The panel is investigating the roots of the crisis that plunged the country into the most severe recession since the 1930s and brought losses of jobs and homes for millions of Americans.
The role of federal regulators also came under scrutiny by the panel. Lawmakers and investor advocates have criticized the Securities and Exchange Commission’s oversight of Wall Street firms during and after the crisis.
The “Big Five’’ investment banks — including Bear Stearns — were in a voluntary program of supervision by the SEC established in March 2004.

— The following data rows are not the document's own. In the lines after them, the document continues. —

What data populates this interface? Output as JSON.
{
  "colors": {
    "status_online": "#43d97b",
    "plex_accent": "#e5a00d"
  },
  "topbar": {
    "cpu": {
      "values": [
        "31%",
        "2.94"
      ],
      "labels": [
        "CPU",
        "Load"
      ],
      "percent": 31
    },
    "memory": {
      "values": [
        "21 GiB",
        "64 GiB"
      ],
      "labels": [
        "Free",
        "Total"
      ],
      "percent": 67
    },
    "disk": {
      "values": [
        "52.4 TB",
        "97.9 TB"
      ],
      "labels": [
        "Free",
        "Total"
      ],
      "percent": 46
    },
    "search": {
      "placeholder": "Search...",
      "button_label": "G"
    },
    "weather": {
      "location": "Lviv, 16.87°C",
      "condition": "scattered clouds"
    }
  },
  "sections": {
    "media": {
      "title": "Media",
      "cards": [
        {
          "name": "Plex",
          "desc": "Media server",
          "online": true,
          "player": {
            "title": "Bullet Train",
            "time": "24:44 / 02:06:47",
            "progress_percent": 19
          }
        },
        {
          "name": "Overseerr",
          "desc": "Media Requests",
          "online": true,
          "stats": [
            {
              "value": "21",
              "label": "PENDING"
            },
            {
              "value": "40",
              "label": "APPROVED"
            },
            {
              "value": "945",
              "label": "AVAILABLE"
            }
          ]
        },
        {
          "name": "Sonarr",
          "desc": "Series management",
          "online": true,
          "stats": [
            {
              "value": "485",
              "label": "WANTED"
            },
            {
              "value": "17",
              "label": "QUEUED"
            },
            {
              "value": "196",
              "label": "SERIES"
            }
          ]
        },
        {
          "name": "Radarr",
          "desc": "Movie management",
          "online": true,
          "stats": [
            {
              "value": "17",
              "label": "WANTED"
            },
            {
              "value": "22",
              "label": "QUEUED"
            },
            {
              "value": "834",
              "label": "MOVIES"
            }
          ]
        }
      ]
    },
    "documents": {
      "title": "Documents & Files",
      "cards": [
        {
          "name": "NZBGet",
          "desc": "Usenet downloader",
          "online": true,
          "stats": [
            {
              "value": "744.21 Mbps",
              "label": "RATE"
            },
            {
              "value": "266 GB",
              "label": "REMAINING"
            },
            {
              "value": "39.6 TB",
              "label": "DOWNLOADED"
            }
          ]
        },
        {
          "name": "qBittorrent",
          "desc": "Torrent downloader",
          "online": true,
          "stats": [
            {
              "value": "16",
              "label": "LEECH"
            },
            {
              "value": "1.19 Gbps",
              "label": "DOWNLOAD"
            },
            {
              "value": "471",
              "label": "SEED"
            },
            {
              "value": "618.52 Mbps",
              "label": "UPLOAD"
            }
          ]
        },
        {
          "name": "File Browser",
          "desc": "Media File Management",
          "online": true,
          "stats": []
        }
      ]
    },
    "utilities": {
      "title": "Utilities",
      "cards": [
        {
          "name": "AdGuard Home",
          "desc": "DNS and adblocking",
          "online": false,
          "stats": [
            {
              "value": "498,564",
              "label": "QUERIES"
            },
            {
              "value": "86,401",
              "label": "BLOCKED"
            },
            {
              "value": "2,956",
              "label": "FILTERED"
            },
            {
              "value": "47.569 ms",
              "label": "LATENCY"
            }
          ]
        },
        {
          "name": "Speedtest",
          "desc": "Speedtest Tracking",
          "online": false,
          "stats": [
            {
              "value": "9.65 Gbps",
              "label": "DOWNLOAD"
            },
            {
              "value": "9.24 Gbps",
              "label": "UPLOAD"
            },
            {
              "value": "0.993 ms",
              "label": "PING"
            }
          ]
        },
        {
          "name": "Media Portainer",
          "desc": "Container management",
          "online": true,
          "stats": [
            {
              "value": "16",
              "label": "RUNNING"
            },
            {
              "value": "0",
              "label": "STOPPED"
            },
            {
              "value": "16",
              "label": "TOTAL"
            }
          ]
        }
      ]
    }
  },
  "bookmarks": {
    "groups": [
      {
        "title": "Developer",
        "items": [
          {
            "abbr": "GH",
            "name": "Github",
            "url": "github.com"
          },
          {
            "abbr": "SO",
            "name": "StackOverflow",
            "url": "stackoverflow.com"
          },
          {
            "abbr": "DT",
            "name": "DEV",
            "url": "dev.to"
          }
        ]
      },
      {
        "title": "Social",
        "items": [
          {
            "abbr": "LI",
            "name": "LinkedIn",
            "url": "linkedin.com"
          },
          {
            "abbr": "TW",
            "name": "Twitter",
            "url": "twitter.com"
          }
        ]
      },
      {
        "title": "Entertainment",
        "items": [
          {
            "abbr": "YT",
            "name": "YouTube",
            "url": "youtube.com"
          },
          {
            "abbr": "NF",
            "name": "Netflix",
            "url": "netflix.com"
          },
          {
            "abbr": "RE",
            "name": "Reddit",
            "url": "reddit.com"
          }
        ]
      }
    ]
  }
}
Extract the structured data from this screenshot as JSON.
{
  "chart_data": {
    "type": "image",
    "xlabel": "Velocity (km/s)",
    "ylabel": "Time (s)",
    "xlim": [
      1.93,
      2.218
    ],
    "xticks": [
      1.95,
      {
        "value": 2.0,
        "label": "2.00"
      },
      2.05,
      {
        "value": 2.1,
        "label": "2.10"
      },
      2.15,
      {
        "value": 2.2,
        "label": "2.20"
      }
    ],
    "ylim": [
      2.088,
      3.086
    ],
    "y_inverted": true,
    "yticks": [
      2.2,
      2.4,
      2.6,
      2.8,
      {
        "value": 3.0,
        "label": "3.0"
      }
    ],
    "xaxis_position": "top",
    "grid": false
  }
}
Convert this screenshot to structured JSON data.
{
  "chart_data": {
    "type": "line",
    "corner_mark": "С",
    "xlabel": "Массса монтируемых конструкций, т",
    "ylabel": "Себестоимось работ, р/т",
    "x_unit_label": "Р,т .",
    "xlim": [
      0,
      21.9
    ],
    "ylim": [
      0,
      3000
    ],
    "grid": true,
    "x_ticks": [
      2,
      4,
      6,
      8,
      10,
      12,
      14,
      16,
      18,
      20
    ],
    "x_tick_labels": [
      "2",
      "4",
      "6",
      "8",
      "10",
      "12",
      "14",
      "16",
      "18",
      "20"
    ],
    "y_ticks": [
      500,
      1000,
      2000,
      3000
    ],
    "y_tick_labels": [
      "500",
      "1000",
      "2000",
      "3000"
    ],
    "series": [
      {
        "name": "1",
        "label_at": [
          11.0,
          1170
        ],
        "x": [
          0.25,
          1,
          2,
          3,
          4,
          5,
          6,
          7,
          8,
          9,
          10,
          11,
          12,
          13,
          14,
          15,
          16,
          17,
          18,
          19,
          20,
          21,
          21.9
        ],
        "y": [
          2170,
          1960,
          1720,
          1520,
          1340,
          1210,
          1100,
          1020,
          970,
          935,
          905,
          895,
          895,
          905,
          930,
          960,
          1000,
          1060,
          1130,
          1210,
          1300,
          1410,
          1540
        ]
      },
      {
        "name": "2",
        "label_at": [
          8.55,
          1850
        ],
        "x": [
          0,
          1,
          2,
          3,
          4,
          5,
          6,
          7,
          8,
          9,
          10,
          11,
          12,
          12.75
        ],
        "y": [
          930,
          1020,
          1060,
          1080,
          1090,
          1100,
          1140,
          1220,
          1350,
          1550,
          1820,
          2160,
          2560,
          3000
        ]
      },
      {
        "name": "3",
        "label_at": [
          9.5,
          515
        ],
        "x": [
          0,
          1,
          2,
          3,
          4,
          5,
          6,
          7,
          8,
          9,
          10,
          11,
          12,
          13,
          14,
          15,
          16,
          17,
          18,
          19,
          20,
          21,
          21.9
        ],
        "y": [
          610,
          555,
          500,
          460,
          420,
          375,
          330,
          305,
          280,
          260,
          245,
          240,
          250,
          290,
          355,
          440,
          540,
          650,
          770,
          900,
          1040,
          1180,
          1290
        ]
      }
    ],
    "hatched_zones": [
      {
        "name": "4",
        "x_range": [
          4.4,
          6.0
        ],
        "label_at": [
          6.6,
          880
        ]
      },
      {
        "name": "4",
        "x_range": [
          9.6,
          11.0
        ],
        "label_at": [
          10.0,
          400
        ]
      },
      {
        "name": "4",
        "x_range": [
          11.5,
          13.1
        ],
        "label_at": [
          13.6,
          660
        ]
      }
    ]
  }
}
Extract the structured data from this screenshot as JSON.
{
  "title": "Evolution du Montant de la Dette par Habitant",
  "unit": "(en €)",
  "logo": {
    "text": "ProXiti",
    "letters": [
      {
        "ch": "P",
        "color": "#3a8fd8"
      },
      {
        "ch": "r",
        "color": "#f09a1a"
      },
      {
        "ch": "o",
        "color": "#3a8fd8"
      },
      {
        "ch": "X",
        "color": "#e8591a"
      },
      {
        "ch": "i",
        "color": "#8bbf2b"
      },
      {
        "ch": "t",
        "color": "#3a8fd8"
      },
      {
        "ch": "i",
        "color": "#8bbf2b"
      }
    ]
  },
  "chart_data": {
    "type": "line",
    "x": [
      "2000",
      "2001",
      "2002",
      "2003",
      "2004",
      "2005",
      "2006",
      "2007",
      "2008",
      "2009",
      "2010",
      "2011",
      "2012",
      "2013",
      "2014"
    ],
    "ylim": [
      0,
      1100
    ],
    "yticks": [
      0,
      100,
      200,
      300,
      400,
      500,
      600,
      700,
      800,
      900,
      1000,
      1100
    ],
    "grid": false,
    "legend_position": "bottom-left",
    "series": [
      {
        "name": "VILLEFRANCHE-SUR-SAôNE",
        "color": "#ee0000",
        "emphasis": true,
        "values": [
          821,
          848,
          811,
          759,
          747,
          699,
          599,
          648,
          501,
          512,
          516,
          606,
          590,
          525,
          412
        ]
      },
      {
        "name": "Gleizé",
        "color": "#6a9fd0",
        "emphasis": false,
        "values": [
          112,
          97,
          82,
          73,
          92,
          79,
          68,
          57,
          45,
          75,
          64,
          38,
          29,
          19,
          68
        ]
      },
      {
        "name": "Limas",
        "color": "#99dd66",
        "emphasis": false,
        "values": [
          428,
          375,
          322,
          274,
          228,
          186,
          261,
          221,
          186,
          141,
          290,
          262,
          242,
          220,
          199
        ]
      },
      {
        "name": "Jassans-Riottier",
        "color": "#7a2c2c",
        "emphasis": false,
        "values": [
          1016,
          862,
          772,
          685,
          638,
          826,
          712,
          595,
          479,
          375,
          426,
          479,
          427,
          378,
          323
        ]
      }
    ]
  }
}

Former SEC chairman Christopher Cox terminated the program in September 2008. He testified yesterday that it was “fundamentally flawed from the beginning.’’ Cox said the SEC lacked the legal authority to act as regulator of big investment bank holding companies.
Cayne was Bear Stearns’s chief executive until January 2008. Also appearing was Alan Schwartz, who succeeded Cayne for a few months.
“It does seem to me that there was an extraordinary level of risk taken’’ by Bear Stearns, Angelides told Cayne. “That was the business. That was really industry practice,’’ Cayne responded. He did acknowledge, though, that in hindsight the mounting debt levels taken on by the bank were excessively high.
Cayne said “we made a conscious decision’’ in 2006 to move to using special loans from other investment banks, known as repurchase agreements, in the belief that would provide a more stable source of borrowing than commercial paper if the credit markets were to come under stress. The temporary loan “repos’’ are used by banks, hedge funds, and other investors to borrow against collateral.
Those loans grew to $50 billion to $60 billion overnight in the period before Bear Stearns failed.
Bear Stearns was the first Wall Street bank to blow up. It was caught in the credit crunch in early 2008 and foreshadowed the cascading financial meltdown in the fall of that year. The Federal Reserve orchestrated Bear Stearns’s rescue buyout by JPMorgan Chase & Co.